If the chicken skin is not yet browned, broil under high heat until skin turns brown. Stir in all remaining ingredients except cheese. Just before the butter begins to brown, add the chicken. Sprinkle chicken with salt and pepper.
Chicken and Sausage Stew instructions
- In a large skillet on medium low heat saute pepperoni until crisp, remove from pan and reserve for garnish.

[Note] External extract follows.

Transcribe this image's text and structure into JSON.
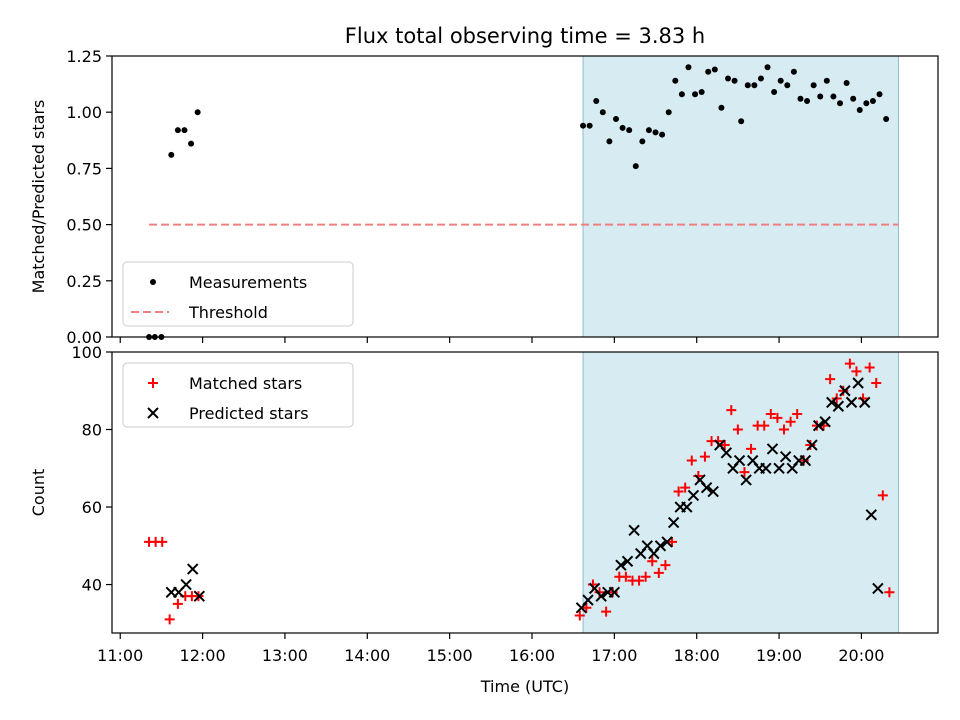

- Pat chicken thighs dry and season with salt and pepper. Add butter to skillet and melt and add chicken thighs and cook just until golden, only 1 to 2 minutes per side, it will cook more later. Remove to plate.
- Add sausage to skillet and brown, about 5 minutes they will also cook more in the stew. Remove sausage to a plate.
- Add all vegetables to skillet, cover abd cook on medium low until softened, about 10 minutes.
- Add white wine to skillet and increase heat and cook until wine is almost gone.
- Transfer vegetables and any liquid in skillet to stockpot or dutch oven, add sausage, cut into 1 inch slices, chicken thighs, all tomatos, broth, cream, italian seasoning, red pepper flakes, hot sauce, and salt and pepper to taste.
- Cook, uncovered on low, for 1 1/2 hours, stirring occasionally. Then remove chicken thighs too a bowl. Increase heat to a simmer and slowly, while stirring drizzle in the cornstarch mixture and cook until stew thickens some. About 4 minutes. Add romano cheese, and basil and return chicken, broken into bite size chunks. Then serve.
- Serve hot garnished with reserved pepperoni and additional grated romano cheese. Serve over pasta, rice or potatos or in a bowl with crusty bread for dipping.
Add the broth, thyme, Cajun seasoning, and black pepper; bring to a boil. Chicken and Sausage Stew This hearty and flavorful chicken and sausage stew is a perfect cold-weather meal! Such a basic concept to be built upon. For the Stew: Preheat the oven broiler on high. Season the chicken thighs evenly with salt and pepper.